Neither the scientific community, nor I (a physics major long long ago) care as much for a "paper" as a successfully met challenge. Papers don't refute. Experiments that cah be reproduced refute. Read on please.
> Something is happening in these experiments and I wish the physics community could come to some conclusion, whether it's a source of excess energy or not.
Look, claims and assertions progress from speculation, to conjecture, to hypothesis, to theory only one way -- by making accurate predictions and surviving hard challenges.
The more accurate predictions made, and the more hard challenges met, the better a claim looks. This is fundamental to all science.
The most rigorous testing of all -- decades or centuries of accurate predictions and challenges met -- allows a theory to be considered a Law of Physics. There aren't many of them, for a damn good reason. It's tough.
A couple of experiments like the ones described here are fine and worthy endeavors, and the experimenters should be encouraged.
But don't start talking about changing something like Thermodynamics or Conservation of Energy because of it. Get real. The huge weight of evidence and experience is on the side of the law, not the neat new hard-to-reproduce experiment.
When this has been reproduced in hundreds of labs under rigorous scrutiny, you can talk about the "physics community" giving a rat's ass about it.

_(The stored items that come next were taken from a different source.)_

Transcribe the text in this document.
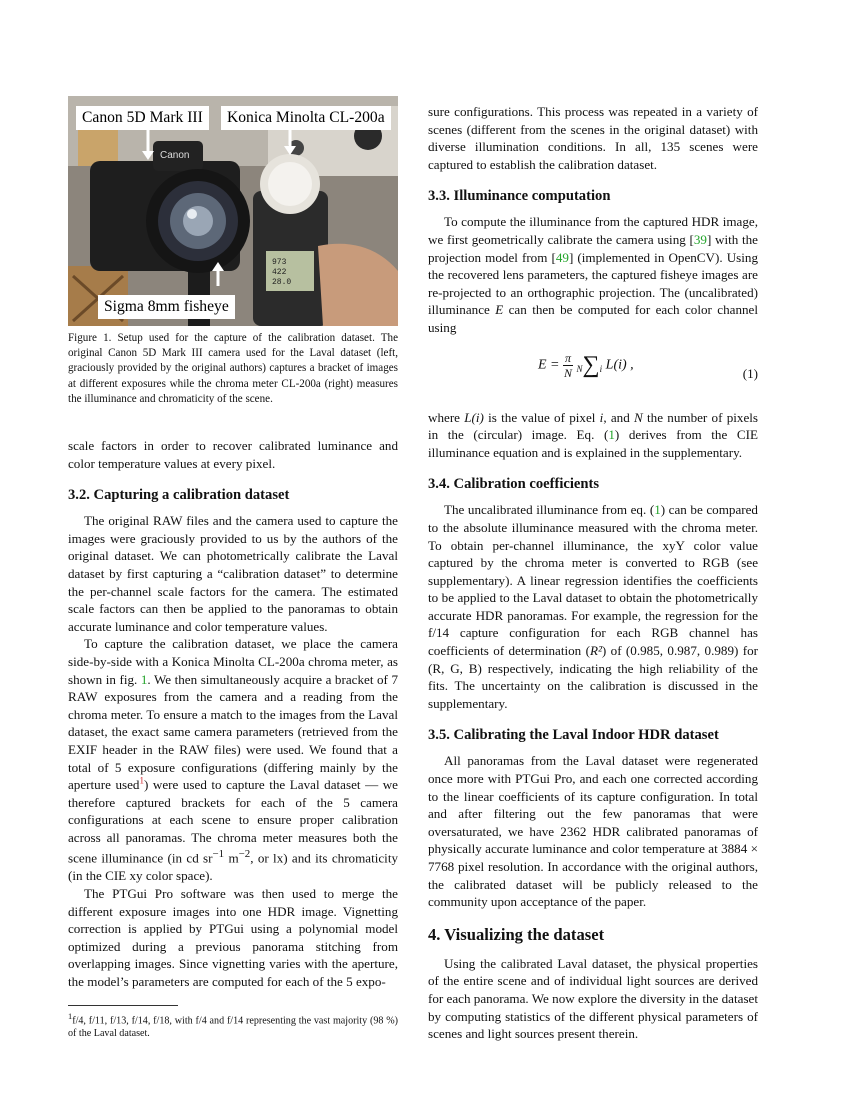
Canon
973
422
28.0
Canon 5D Mark III	Konica Minolta CL-200a
Sigma 8mm fisheye

Figure 1. Setup used for the capture of the calibration dataset. The original Canon 5D Mark III camera used for the Laval dataset (left, graciously provided by the original authors) captures a bracket of images at different exposures while the chroma meter CL-200a (right) measures the illuminance and chromaticity of the scene.

scale factors in order to recover calibrated luminance and color temperature values at every pixel.

3.2. Capturing a calibration dataset

The original RAW files and the camera used to capture the images were graciously provided to us by the authors of the original dataset. We can photometrically calibrate the Laval dataset by first capturing a “calibration dataset” to determine the per-channel scale factors for the camera. The estimated scale factors can then be applied to the panoramas to obtain accurate luminance and color temperature values.

To capture the calibration dataset, we place the camera side-by-side with a Konica Minolta CL-200a chroma meter, as shown in fig. 1. We then simultaneously acquire a bracket of 7 RAW exposures from the camera and a reading from the chroma meter. To ensure a match to the images from the Laval dataset, the exact same camera parameters (retrieved from the EXIF header in the RAW files) were used. We found that a total of 5 exposure configurations (differing mainly by the aperture used$^1$) were used to capture the Laval dataset — we therefore captured brackets for each of the 5 camera configurations at each scene to ensure proper calibration across all panoramas. The chroma meter measures both the scene illuminance (in cd $sr^{-1}$ $m^{-2}$, or lx) and its chromaticity (in the CIE xy color space).

The PTGui Pro software was then used to merge the different exposure images into one HDR image. Vignetting correction is applied by PTGui using a polynomial model optimized during a previous panorama stitching from overlapping images. Since vignetting varies with the aperture, the model’s parameters are computed for each of the 5 expo-

$^1$f/4, f/11, f/13, f/14, f/18, with f/4 and f/14 representing the vast majority (98 %) of the Laval dataset.

sure configurations. This process was repeated in a variety of scenes (different from the scenes in the original dataset) with diverse illumination conditions. In all, 135 scenes were captured to establish the calibration dataset.

3.3. Illuminance computation

To compute the illuminance from the captured HDR image, we first geometrically calibrate the camera using [39] with the projection model from [49] (implemented in OpenCV). Using the recovered lens parameters, the captured fisheye images are re-projected to an orthographic projection. The (uncalibrated) illuminance E can then be computed for each color channel using

$E = \frac{\pi}{N} N\sum i$ L(i) ,
(1)

where L(i) is the value of pixel i, and N the number of pixels in the (circular) image. Eq. (1) derives from the CIE illuminance equation and is explained in the supplementary.

3.4. Calibration coefficients

The uncalibrated illuminance from eq. (1) can be compared to the absolute illuminance measured with the chroma meter. To obtain per-channel illuminance, the xyY color value captured by the chroma meter is converted to RGB (see supplementary). A linear regression identifies the coefficients to be applied to the Laval dataset to obtain the photometrically accurate HDR panoramas. For example, the regression for the f/14 capture configuration for each RGB channel has coefficients of determination (R²) of (0.985, 0.987, 0.989) for (R, G, B) respectively, indicating the high reliability of the fits. The uncertainty on the calibration is discussed in the supplementary.

3.5. Calibrating the Laval Indoor HDR dataset

All panoramas from the Laval dataset were regenerated once more with PTGui Pro, and each one corrected according to the linear coefficients of its capture configuration. In total and after filtering out the few panoramas that were oversaturated, we have 2362 HDR calibrated panoramas of physically accurate luminance and color temperature at 3884 × 7768 pixel resolution. In accordance with the original authors, the calibrated dataset will be publicly released to the community upon acceptance of the paper.

4. Visualizing the dataset

Using the calibrated Laval dataset, the physical properties of the entire scene and of individual light sources are derived for each panorama. We now explore the diversity in the dataset by computing statistics of the different physical parameters of scenes and light sources present therein.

The history of science is filled with such neat things, all untrue. If this one is real, it'll pan out -- after decades of scrutiny, not before.
The papers submitted are the result of further experimentation. If you read any of my earlier posts you'll see that even the most ardent critic of Taleyarkan has achieved some limited results with his own experiments. The scientific community will decide in it's own time what is happening here (and there surely is a process at work that is not clearly understood) but your assertion that this is all BS isn't credible in light of the results that have been achieved so far.